L'ancien président du groupe parlementaire de Benno Bokk Yakaar (Bby) s'insurge contre ceux qui utilisent l'insulte pour discréditer la première institution de la République, au nom de la liberté d'expression. Sur sa page Facebook, Moustapha Diakhaté alerte sur le risque de promouvoir le système de terreur, si l'irrespect et l'insulte sont tolérés dans le pays.

De plus en plus, le phénomène de l'insulte contre le chef de l'Etat, Macky Sall semble prendre de l'ampleur avec comme corolaires, les interpellations d'activistes très acerbes contre son régime.

Ce fût le cas, de l'arrestation puis de la libération du jeune Idrissa Fall Cissé, pour ses post sur Facebook très virulents à l'endroit du Président Macky Sall et son régime.

D'ailleurs, il doit répondre à la DIC, ce jour, après que son passeport lui a été confisqué. Il en est de même pour le journaliste-homme d'affaires Adama Gaye devenu un opposant très critique vis-à-vis du pouvoir du président actuel, qui a été placé en garde à vue le 29 juillet, puis déféré le lendemain devant le parquet pour "diffusion d'écrits contraires aux bonnes mœurs" et "offense au chef de l'Etat".

Des arrestations pour offense au chef de l'Etat qui font couler beaucoup d'encre et de salive.

Réagissant sur sa page Facebook à ses nombreuses sorties qui dénoncent une tentative d'oppression de la liberté d'expression dans le pays, l'ancien président du groupe parlementaire Bby, Moustapha Diakhaté a tant soit peu tiré la sonnette d'alarme.

L'ancien parlementaire a marqué sa désapprobation contre cette pratique de l'insulte considérée par certains «comme moyens légitimes pour s'opposer à sa politique».

Il estime qu'«en tolérant le droit à l'irrespect, à l'insulte nous risquons d'instaurer, dans notre pays, rien de moins qu'un système de terreur».

De l'avis de l'ancien député, une telle pratique révèle du «peu de considération portée à la première Institution de la République».

Parce que, pour lui, «au-delà de la personne de Macky Sall, il faut voir dans cette pratique un travail de sape et de démolition de la démocratie représentative».

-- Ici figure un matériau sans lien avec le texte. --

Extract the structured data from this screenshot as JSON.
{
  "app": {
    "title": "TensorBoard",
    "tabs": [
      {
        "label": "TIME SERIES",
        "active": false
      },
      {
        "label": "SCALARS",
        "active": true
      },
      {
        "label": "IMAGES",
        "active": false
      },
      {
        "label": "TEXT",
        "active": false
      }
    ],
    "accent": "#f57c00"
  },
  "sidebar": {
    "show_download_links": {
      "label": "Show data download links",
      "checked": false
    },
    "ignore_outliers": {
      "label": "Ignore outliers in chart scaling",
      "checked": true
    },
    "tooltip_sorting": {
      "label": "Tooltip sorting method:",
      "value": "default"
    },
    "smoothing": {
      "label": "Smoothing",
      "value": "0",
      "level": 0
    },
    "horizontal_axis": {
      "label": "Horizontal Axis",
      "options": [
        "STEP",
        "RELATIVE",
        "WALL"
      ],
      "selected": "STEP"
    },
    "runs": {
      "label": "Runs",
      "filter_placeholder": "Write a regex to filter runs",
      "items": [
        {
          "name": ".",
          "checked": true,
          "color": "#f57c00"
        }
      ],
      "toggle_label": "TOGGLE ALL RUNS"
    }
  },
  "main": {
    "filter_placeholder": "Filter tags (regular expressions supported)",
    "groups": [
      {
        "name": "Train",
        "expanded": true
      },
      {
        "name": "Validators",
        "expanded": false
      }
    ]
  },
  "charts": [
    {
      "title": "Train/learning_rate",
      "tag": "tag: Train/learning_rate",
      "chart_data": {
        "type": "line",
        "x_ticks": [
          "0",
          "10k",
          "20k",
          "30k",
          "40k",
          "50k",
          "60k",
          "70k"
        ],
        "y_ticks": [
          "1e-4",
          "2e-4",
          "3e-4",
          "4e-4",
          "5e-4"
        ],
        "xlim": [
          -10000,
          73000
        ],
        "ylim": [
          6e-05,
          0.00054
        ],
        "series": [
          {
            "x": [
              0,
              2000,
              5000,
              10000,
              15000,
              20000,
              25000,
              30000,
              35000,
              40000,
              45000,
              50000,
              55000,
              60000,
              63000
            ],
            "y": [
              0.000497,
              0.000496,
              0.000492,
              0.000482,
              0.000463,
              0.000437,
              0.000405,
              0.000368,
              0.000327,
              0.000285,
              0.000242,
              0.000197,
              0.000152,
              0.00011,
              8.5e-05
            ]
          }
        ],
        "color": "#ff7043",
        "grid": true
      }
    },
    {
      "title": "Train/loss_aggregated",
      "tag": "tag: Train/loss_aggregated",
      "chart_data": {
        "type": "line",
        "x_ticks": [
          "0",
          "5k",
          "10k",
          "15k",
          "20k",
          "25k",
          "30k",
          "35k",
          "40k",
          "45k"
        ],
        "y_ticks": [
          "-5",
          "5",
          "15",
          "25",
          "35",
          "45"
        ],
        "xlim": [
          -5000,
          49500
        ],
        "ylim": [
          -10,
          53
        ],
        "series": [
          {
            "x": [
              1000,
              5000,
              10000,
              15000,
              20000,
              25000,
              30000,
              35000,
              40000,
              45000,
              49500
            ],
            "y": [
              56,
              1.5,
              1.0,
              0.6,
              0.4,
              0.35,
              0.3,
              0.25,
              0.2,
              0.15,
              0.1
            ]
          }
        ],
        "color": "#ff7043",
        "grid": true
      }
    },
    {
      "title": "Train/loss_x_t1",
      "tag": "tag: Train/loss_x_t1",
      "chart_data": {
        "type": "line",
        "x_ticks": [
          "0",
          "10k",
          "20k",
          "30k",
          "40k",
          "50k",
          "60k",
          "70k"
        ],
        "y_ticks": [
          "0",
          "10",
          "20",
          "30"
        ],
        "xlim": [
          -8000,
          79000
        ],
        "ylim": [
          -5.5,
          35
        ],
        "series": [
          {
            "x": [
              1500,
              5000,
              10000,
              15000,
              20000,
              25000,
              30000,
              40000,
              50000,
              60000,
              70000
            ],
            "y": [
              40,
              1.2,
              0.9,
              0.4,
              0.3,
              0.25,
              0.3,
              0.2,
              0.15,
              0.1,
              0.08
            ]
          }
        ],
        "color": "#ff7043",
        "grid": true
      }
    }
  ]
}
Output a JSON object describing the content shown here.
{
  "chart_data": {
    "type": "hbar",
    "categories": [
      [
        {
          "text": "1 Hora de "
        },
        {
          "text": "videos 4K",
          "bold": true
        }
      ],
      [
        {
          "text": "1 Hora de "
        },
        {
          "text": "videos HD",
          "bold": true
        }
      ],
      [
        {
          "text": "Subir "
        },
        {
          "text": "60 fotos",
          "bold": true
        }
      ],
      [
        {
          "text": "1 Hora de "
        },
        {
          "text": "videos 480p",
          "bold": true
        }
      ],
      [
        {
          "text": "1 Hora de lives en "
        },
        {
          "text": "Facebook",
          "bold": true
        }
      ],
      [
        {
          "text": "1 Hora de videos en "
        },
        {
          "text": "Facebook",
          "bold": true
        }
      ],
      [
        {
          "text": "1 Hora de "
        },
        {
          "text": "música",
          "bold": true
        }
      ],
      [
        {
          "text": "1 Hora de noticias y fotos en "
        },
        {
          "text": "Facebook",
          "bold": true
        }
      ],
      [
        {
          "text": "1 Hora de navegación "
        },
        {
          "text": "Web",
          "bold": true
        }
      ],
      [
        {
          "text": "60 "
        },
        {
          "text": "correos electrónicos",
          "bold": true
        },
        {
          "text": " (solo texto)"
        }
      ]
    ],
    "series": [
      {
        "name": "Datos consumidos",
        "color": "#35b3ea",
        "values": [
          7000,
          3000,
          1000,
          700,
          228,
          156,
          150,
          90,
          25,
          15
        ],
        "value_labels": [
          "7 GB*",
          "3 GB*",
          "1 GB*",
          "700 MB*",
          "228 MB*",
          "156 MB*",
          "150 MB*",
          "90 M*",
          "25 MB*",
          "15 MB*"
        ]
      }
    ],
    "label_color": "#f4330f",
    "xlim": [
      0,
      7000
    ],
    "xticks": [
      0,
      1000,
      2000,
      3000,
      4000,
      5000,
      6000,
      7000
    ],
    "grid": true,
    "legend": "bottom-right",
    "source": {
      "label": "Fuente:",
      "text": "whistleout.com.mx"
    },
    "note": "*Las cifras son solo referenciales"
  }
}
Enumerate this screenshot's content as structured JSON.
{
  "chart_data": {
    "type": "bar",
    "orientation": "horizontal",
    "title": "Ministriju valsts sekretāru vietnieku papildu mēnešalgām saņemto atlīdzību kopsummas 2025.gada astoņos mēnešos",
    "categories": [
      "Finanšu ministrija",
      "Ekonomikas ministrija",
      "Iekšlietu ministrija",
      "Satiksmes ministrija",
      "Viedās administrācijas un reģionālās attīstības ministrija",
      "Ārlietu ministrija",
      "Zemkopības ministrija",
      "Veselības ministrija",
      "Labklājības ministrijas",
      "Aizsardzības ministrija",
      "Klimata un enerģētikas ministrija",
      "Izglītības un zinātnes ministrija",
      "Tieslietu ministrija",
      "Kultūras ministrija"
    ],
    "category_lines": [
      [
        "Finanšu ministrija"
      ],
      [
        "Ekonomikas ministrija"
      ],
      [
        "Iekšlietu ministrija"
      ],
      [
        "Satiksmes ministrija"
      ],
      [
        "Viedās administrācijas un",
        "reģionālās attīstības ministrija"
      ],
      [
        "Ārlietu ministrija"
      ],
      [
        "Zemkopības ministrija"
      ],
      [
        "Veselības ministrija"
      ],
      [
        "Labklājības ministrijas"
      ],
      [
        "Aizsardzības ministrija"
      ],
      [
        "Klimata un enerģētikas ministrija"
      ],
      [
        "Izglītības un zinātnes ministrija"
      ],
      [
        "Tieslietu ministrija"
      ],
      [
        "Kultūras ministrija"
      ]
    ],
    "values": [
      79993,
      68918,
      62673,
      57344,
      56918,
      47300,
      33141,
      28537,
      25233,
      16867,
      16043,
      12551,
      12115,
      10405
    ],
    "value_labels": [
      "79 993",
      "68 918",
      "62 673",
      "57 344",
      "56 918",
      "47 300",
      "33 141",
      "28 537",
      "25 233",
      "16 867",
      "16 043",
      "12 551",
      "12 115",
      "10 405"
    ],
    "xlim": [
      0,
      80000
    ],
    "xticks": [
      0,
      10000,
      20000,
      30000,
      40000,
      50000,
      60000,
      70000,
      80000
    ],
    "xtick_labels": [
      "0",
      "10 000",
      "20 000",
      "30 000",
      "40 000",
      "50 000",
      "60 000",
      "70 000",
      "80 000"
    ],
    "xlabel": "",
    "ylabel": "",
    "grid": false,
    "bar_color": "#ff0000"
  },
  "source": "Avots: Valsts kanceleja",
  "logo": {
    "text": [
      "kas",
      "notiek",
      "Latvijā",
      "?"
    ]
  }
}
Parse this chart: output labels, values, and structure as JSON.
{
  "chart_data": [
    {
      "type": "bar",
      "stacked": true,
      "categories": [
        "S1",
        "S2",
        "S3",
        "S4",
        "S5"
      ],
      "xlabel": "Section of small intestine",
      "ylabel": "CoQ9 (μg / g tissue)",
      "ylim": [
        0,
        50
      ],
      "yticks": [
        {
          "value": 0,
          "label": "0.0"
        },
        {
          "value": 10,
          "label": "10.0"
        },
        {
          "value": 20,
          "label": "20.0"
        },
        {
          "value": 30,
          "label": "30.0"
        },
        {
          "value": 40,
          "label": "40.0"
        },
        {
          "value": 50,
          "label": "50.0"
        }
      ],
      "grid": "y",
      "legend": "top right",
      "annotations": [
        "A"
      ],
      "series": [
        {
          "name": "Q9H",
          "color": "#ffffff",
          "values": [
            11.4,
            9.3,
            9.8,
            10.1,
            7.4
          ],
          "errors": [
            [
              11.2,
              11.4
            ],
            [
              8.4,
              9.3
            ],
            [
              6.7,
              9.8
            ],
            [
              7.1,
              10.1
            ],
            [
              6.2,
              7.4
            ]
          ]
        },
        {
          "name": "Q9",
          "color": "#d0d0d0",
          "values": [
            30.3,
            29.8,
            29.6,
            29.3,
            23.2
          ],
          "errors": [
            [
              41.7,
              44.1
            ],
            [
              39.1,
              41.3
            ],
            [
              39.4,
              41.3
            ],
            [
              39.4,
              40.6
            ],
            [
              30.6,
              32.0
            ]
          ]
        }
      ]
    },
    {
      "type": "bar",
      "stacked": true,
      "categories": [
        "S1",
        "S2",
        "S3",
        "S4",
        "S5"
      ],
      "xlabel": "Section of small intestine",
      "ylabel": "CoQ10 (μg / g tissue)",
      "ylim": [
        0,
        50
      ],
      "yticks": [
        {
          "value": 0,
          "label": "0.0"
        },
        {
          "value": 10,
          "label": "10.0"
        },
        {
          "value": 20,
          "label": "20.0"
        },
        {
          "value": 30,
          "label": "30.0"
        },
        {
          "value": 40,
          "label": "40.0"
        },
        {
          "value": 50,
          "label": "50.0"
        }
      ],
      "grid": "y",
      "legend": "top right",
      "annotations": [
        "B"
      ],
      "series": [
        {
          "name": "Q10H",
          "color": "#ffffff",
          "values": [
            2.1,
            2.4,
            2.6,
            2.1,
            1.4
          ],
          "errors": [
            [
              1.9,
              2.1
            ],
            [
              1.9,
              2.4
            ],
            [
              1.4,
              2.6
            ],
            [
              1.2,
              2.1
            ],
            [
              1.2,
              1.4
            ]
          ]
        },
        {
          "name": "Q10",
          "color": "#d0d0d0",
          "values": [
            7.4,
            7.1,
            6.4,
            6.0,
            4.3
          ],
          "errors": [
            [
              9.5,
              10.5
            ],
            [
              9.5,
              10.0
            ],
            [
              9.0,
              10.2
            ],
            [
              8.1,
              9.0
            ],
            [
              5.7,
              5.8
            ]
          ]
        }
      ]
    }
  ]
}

Rejetant la thèse de la liberté d'expression souvent brandie par les souteneurs d'auteurs de telles pratiques, Moustapha Diakhaté soutiendra «qu'aucune liberté d'expression ne peut cautionner des discours où le Président de la République est nommément insulté, lui et parfois sa famille».

Mieux, il est d'avis que «dans une saine démocratie, l'argumentation ne peut pas céder le pas à l'insulte». Se voulant neutre, il indiquera que ladite remarque et alerte «est valable aussi bien pour l'opposition que pour les partisans de notre majorité».